The airmen who flew the Lancasters over Berlin accepted the air force propaganda that they could bail out alive. They also accepted the view that each raid on Berlin brought them one step closer to winning the most decisive battle of the war.

"What they were told was untrue," says Dyson. "By January, 1944, the battle was lost. I had seen the bomb patterns, which showed bombs scattered over an enormous area." German records support Dyson's contention that, far from being smart bombs, most were hit and miss. In one particular raid, bombers inadvertently hit 47 surrounding villages within a 30 mile radius of the intended target, Berlin.

"We merely showered incendiary bombs over the city," admits Dyson, "with a small fraction of high&endash;explosive bombs to discourage fire-fighters. Important factories were protected by fire fighting teams. Civilian housing and shops could be left to burn. Photographic reconnaissance a few weeks later showed factories producing as usual amid the rubble of burnt homes."

In February, 1944, Moffat's crew was sent to bomb Leipzig. The briefing for that mission forced him, for the first time, to confront the reality of what Bomber Command was doing.

"Normally they would say, you have a primary and a secondary target. Your primary target is the ball&endash;bearing factory, or the submarine yards, or whatever. But this time, the primary target was the railway yards.
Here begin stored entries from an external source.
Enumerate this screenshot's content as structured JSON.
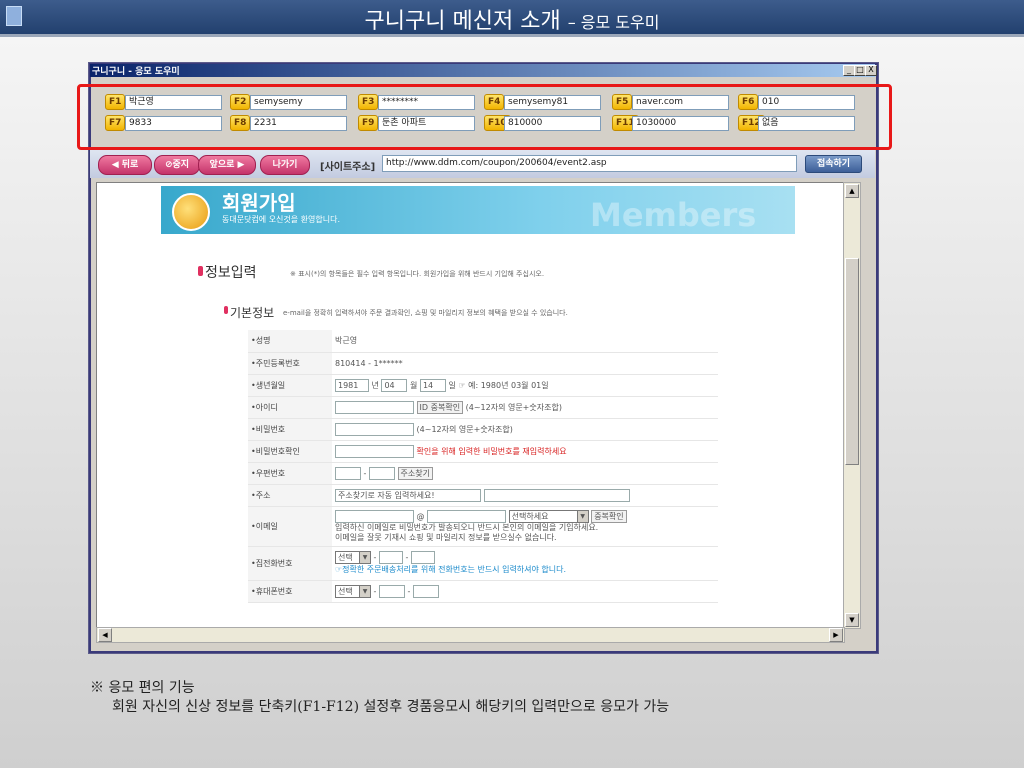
{
  "slide": {
    "title": "구니구니 메신저 소개",
    "subtitle": "– 응모 도우미"
  },
  "window": {
    "title": "구니구니 - 응모 도우미",
    "min_label": "_",
    "max_label": "□",
    "close_label": "X"
  },
  "hotkeys": [
    {
      "key": "F1",
      "value": "박근영"
    },
    {
      "key": "F2",
      "value": "semysemy"
    },
    {
      "key": "F3",
      "value": "********"
    },
    {
      "key": "F4",
      "value": "semysemy81"
    },
    {
      "key": "F5",
      "value": "naver.com"
    },
    {
      "key": "F6",
      "value": "010"
    },
    {
      "key": "F7",
      "value": "9833"
    },
    {
      "key": "F8",
      "value": "2231"
    },
    {
      "key": "F9",
      "value": "둔촌 아파트"
    },
    {
      "key": "F10",
      "value": "810000"
    },
    {
      "key": "F11",
      "value": "1030000"
    },
    {
      "key": "F12",
      "value": "없음"
    }
  ],
  "nav": {
    "back": "뒤로",
    "stop": "중지",
    "forward": "앞으로",
    "exit": "나가기",
    "address_label": "[사이트주소]",
    "address": "http://www.ddm.com/coupon/200604/event2.asp",
    "go": "접속하기"
  },
  "page": {
    "banner_title": "회원가입",
    "banner_sub": "동대문닷컴에 오신것을 환영합니다.",
    "banner_bg_text": "Members",
    "info_title": "정보입력",
    "info_note": "※ 표시(*)의 항목들은 필수 입력 항목입니다. 회원가입을 위해 반드시 기입해 주십시오.",
    "basic_title": "기본정보",
    "basic_note": "e-mail을 정확히 입력하셔야 주문 결과확인, 쇼핑 및 마일리지 정보의 혜택을 받으실 수 있습니다.",
    "fields": {
      "name_label": "•성명",
      "name_value": "박근영",
      "ssn_label": "•주민등록번호",
      "ssn_value": "810414 - 1******",
      "birth_label": "•생년월일",
      "birth_year": "1981",
      "birth_year_unit": "년",
      "birth_month": "04",
      "birth_month_unit": "월",
      "birth_day": "14",
      "birth_day_unit": "일",
      "birth_example": "☞ 예: 1980년 03월 01일",
      "id_label": "•아이디",
      "id_check": "ID 중복확인",
      "id_hint": "(4~12자의 영문+숫자조합)",
      "pw_label": "•비밀번호",
      "pw_hint": "(4~12자의 영문+숫자조합)",
      "pw2_label": "•비밀번호확인",
      "pw2_hint": "확인을 위해 입력한 비밀번호를 재입력하세요",
      "zip_label": "•우편번호",
      "zip_dash": "-",
      "zip_search": "주소찾기",
      "addr_label": "•주소",
      "addr_placeholder": "주소찾기로 자동 입력하세요!",
      "email_label": "•이메일",
      "email_at": "@",
      "email_select": "선택하세요",
      "email_check": "중복확인",
      "email_hint1": "입력하신 이메일로 비밀번호가 발송되오니 반드시 본인의 이메일을 기입하세요.",
      "email_hint2": "이메일을 잘못 기재시 쇼핑 및 마일리지 정보를 받으실수 없습니다.",
      "home_label": "•집전화번호",
      "home_select": "선택",
      "home_dash": "-",
      "home_hint": "☞정확한 주문배송처리를 위해 전화번호는 반드시 입력하셔야 합니다.",
      "mobile_label": "•휴대폰번호",
      "mobile_select": "선택",
      "mobile_dash": "-"
    }
  },
  "footer": {
    "line1": "※ 응모 편의 기능",
    "line2": "회원 자신의 신상 정보를 단축키(F1-F12) 설정후 경품응모시 해당키의 입력만으로 응모가 가능"
  }
}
"The CO said, 'Okay, fellas, now you remember, the other night we bombed Berlin. Now all those people are on trains trying to get out of Berlin and they're going through the big railway centre.' That's when it hit me that we were actually choosing to bomb people instead of military targets.

"I thought, Oh my God! They're telling us to aim for these people as a primary target. I knew we had been killing people, accidentally, because there were bombs going off all over the place. There was no way we couldn't kill them. But that was the first time it drove home to me that it was Bomber Command's aim to kill people."